The 4AM schedule is marvelous, but the day still comes at you relatively quickly.
2AM wakeup... it's just in an entirely different category. If you've got a 7AM, 8AM, or 9AM appointment, you've got a full 5-7 hours of pleasant quiet solitude to work.
Lately I've had appointments at 9AM or 10AM Istanbul-time each day, so with these 2AM wakings, I've gotten a full 7 or 8 hours of writing, operations-building, going through my papers, doing morning routine and fitness, cooking a couple meals... I basically live a full workday before getting started on normal people's time.
I love it so much.
Of course, then your mind starts to run out of gas at 2PM, and is entirely cooked by 6PM. At least, that's me.
But I don't mind. I actually like the fact that my lowest cognition / diminished judgment time links up with the hottest-part-of-the-day that humans aren't so usually good at working anyways.
It means I never have to deal with my least favorite part of the day, 5PM to 9PM, when the lines are full everywhere, and there's crazy traffic, and it's all generally unpleasant. I can go do some shopping in the early or mid morning when things are relatively quiet, and I'm asleep when everything is max-full and max-priced.
It's a social life disruptor, it means you're likely to max out on a couple hours of socializing per day. But I don't mind that either -- I work on creative projects and nonprofit projects with people I really like, and I like all my consulting clients tremendously, so I'm regularly interacting with people I like a lot.
I've never been able to sustain this sleep schedule for long, but it always gives insane short-term gains when I'm on it.
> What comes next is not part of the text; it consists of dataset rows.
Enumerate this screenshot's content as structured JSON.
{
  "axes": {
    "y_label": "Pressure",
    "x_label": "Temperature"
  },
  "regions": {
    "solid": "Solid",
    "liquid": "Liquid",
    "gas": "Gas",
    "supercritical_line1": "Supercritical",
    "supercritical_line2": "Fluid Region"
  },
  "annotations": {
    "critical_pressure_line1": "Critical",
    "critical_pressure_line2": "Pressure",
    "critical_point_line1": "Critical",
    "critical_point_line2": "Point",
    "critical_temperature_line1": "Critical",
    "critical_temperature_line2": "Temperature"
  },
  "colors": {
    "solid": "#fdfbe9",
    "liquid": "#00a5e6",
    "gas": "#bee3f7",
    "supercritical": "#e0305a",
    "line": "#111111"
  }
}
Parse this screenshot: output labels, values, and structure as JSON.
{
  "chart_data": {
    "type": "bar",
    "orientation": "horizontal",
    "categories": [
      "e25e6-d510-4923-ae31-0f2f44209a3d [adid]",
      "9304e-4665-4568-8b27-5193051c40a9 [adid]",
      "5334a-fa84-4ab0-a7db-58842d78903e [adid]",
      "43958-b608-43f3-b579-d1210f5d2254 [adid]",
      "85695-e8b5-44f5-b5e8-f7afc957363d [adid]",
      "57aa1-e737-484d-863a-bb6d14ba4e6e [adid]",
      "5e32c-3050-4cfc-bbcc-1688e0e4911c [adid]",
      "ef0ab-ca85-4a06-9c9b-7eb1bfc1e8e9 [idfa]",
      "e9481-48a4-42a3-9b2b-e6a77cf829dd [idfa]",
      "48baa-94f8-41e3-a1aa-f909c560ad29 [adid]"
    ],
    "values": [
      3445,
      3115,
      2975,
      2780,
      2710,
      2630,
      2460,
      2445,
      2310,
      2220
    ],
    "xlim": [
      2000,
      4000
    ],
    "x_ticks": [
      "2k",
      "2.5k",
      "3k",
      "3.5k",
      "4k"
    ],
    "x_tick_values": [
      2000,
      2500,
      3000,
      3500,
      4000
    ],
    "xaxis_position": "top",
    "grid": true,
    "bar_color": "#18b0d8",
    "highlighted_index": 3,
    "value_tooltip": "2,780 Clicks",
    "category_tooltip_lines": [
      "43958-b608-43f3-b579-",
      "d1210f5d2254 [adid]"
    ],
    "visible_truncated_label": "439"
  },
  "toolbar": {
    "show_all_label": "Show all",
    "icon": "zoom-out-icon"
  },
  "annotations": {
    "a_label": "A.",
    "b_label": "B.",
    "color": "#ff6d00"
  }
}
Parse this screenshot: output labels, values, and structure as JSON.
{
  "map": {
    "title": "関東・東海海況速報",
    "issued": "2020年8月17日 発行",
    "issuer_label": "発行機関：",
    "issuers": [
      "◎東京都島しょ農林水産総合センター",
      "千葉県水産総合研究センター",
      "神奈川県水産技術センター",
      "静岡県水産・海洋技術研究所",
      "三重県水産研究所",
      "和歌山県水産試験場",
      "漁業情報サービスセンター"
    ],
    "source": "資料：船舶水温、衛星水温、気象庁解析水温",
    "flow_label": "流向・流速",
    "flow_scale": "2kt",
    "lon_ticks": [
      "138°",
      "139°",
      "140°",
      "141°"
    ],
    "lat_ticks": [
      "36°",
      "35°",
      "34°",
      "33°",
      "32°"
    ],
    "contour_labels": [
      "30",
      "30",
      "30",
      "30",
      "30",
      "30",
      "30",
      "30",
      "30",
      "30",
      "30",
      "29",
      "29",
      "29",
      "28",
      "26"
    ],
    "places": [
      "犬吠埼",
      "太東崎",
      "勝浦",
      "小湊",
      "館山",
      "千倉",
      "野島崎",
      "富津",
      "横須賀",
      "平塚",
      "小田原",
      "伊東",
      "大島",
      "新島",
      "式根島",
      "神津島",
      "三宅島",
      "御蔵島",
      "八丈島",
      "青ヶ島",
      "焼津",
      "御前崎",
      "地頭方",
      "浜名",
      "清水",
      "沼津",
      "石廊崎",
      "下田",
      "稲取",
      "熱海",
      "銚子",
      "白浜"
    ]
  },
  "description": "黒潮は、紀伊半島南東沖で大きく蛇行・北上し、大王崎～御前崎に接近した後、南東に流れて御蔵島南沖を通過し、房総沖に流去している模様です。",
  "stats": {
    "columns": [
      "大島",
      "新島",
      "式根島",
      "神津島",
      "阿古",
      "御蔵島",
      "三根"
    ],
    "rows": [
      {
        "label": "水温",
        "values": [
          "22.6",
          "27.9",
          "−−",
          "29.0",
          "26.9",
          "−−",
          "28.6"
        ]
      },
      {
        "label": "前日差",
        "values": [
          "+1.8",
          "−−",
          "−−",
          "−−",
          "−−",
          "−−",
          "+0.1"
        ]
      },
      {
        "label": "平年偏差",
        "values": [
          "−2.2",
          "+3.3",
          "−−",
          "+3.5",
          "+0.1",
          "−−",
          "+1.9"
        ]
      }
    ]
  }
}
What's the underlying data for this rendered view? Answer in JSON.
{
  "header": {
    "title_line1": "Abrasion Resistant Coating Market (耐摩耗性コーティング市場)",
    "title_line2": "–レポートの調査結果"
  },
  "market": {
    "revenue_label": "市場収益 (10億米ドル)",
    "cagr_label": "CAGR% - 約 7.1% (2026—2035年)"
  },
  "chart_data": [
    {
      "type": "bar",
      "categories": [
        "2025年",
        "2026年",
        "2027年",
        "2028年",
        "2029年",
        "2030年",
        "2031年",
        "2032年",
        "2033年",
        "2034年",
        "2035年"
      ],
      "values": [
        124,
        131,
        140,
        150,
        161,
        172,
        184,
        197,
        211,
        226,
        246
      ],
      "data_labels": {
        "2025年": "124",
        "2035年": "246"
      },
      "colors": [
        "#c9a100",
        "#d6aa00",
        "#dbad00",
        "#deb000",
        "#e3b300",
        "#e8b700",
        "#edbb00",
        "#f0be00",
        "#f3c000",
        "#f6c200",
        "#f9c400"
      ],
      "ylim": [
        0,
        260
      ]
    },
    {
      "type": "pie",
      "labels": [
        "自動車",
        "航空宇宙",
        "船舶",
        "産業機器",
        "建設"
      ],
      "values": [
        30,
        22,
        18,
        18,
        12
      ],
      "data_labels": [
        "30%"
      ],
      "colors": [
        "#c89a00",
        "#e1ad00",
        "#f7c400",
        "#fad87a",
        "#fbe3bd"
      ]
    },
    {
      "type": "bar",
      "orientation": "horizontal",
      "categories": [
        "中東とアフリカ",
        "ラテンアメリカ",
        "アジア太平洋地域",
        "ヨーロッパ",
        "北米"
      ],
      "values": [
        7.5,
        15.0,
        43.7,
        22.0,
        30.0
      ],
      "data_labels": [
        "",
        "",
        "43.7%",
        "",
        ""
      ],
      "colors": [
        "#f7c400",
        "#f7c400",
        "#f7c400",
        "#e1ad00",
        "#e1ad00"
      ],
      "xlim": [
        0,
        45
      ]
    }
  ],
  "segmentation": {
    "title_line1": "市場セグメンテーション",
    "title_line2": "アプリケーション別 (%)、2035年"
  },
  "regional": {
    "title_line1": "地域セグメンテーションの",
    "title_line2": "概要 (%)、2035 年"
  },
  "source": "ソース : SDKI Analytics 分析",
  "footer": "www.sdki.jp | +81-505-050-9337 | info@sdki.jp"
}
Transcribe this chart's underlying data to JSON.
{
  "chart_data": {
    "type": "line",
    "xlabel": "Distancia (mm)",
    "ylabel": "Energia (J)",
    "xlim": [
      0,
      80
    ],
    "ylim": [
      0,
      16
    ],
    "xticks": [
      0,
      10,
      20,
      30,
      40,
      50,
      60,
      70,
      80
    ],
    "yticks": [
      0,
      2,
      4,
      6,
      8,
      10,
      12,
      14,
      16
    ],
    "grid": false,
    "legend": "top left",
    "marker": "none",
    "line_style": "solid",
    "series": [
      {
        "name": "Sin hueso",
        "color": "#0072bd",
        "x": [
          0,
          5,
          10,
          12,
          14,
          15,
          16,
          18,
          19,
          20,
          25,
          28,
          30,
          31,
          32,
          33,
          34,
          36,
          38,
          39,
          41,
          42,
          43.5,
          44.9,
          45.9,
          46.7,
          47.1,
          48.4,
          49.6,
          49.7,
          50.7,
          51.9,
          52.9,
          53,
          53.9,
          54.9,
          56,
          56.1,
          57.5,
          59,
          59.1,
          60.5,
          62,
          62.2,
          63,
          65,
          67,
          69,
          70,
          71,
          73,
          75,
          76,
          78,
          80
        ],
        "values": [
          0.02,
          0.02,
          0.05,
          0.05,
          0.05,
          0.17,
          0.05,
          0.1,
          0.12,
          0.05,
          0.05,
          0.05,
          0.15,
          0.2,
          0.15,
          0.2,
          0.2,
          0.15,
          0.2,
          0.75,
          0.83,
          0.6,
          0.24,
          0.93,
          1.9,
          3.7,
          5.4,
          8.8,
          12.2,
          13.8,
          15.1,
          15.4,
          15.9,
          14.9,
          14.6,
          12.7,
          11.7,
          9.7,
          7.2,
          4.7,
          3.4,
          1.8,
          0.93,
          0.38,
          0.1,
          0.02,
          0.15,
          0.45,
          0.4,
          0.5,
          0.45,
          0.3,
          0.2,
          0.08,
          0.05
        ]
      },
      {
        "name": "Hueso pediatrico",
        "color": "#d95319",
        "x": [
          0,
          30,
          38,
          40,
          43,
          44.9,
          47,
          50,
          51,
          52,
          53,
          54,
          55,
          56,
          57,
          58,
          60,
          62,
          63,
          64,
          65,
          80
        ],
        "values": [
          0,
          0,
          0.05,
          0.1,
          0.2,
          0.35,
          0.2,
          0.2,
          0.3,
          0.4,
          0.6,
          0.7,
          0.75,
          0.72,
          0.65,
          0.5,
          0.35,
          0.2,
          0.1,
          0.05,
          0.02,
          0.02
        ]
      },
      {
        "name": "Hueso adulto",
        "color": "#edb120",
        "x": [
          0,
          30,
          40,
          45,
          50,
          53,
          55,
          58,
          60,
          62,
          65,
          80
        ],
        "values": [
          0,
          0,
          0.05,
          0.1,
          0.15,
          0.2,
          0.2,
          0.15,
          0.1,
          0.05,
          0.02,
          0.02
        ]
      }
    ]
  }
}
And it feels genuinely good and enjoyable and healthy.
I'll probably wind up in a more normal and legibly understandable 5AM wakeup time soon, but it'll be to my detriment -- this shifts 3 hours of my day from 2AM to 5AM, which are always amazing, to 4PM to 7PM, which are very "meh."
No grand vows or proclamations here. I've tried and failed to stay on this schedule before, and have no clue how I'd go about installing it more permanently. Likewise, no recommended action items for trying to get on it -- it's hard to do, and I can't do it consistently. But it's worth thinking about and musing over.
I will say this -- I think getting on an out-of-mainstream-sync sleep schedule is one of the biggest possible productive gains; I'd never recommend pure nocturnal, but even that I find better than the dreaded 8AM to 10PM schedule, which shifts one's discretionary hours into the least productive area of the day.